Ending sexism requires opposing, not accepting, the notion of masculine as superior to feminine (and also the notion that the two are a simple binary, of course).

This is why the false dichotomy - doomed individual actions or a government-enforced alternative appearance standard - in the article's final paragraph appears. Neither option is good, because the question being asked starts from the wrong assumptions. Rather than joining in the policing of women's appearance from a different direction and suggesting that the wearing of make-up might be "immoral", instead be accepting of any choice about appearance and encourage others to do likewise.

People as individuals can be accepting of other individuals' appearance (whether or not it includes make-up) and not pass judgement either on others or themselves for their appearance. They can also encourage this behaviour in others. The government could pass stronger legislation against unfair appearance requirements at work.
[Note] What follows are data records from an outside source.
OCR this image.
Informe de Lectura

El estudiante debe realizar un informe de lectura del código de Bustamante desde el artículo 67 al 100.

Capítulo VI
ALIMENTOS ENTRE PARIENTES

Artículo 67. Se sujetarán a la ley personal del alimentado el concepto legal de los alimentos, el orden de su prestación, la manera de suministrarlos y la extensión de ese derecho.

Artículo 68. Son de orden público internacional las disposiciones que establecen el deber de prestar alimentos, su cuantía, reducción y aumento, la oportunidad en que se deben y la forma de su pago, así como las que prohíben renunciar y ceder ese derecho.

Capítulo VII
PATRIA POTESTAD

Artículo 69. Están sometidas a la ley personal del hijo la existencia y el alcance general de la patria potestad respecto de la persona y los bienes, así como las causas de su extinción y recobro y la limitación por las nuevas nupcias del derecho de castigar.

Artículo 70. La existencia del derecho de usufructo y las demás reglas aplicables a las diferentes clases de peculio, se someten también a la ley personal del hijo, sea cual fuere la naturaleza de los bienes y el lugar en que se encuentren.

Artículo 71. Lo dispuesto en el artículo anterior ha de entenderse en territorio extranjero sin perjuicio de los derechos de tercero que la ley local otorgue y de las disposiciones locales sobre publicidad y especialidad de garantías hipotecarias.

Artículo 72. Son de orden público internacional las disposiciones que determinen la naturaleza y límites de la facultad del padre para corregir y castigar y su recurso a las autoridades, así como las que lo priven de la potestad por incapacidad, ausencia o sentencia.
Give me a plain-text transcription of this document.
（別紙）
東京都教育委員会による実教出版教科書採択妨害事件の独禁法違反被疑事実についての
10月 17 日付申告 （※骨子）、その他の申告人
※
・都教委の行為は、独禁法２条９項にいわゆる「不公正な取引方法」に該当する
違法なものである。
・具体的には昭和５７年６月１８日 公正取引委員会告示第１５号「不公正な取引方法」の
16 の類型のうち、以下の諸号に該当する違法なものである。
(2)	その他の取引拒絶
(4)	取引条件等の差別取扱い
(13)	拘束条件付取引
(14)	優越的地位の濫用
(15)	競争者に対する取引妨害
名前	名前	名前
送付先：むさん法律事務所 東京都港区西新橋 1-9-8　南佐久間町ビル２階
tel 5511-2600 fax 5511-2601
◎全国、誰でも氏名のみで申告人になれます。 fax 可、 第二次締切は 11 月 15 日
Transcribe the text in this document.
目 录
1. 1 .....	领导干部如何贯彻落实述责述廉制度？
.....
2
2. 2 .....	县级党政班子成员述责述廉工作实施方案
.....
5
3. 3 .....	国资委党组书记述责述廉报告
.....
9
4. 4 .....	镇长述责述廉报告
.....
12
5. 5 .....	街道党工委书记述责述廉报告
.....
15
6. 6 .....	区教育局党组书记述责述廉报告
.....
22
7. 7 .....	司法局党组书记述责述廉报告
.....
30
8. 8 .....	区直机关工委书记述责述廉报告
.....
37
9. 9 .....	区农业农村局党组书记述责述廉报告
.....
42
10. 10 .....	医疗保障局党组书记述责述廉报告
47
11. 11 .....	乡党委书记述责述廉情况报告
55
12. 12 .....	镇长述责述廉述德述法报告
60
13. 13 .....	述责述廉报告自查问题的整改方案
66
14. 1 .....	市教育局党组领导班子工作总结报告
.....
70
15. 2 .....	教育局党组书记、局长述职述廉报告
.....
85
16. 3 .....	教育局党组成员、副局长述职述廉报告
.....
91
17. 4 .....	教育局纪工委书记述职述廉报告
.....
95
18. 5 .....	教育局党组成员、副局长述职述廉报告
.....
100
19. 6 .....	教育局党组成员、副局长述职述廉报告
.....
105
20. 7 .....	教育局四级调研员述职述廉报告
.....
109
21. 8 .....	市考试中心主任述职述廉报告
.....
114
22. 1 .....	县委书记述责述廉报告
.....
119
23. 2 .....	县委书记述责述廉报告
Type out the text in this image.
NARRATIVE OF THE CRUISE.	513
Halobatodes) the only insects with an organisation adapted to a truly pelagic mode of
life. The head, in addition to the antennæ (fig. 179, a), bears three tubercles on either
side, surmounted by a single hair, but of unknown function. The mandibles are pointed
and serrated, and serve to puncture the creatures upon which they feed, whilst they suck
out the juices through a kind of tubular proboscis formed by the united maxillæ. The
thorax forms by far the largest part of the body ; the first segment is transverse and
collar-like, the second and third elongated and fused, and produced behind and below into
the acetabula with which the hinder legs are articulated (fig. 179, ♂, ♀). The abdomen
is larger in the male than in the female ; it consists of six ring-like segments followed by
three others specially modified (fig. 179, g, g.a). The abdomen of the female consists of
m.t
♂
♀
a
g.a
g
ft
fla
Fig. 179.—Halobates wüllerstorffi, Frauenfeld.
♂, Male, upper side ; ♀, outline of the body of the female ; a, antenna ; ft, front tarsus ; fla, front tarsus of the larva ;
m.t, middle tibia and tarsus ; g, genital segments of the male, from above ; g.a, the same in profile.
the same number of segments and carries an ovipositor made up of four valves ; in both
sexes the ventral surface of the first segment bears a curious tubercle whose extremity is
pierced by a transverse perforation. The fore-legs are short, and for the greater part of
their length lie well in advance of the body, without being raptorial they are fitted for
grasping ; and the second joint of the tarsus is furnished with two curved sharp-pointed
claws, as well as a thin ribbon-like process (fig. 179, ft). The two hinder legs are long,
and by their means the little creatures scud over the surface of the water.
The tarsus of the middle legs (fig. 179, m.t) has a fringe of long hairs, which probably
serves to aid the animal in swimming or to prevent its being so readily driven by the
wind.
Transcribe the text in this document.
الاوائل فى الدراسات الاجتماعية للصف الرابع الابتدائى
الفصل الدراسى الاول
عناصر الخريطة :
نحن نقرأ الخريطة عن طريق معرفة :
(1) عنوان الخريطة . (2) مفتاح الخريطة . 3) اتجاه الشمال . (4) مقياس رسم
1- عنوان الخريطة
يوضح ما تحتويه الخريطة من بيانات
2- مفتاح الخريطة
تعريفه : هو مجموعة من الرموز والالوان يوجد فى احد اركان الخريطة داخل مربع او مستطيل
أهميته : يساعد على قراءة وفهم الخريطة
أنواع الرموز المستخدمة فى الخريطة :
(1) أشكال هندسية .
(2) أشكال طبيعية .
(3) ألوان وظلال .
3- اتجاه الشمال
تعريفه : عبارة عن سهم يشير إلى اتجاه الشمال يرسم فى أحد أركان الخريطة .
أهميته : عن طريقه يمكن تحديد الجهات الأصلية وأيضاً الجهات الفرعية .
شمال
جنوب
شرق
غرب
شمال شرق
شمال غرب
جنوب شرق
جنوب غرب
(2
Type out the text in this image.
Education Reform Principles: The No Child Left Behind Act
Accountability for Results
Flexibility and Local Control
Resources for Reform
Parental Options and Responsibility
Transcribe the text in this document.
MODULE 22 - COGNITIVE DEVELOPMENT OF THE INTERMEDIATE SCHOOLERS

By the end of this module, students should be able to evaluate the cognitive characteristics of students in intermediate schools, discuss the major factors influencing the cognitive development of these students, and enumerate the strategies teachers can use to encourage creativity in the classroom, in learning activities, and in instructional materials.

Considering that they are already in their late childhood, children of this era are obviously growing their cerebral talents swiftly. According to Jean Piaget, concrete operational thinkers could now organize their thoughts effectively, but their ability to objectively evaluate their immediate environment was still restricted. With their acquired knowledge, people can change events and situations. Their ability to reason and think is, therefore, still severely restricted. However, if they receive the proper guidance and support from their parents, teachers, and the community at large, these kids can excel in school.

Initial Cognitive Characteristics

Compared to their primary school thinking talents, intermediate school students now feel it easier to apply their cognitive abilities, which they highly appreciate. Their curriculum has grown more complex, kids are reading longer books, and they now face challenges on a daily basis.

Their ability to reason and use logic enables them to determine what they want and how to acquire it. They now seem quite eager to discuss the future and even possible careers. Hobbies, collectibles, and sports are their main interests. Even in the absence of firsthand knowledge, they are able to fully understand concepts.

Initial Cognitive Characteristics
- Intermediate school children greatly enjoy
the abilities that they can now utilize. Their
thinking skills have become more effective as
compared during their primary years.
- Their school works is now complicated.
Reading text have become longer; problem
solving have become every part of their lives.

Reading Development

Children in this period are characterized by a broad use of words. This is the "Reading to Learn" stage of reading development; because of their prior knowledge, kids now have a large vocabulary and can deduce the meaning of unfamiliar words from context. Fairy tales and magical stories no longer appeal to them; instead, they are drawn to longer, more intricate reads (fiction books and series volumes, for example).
Men could make a conscious effort not to either judge women on their appearance or assume that women's appearance is for their benefit anyway. These collective actions have two advantages: - firstly, they work in support of diverse freedoms, without continuing to criticise women for the way they look; secondly, the effect is purely additive: there is no requirement for some unattainable critical proportion of people to start doing them before they start being useful, and nor is there necessarily any negative individual consequence.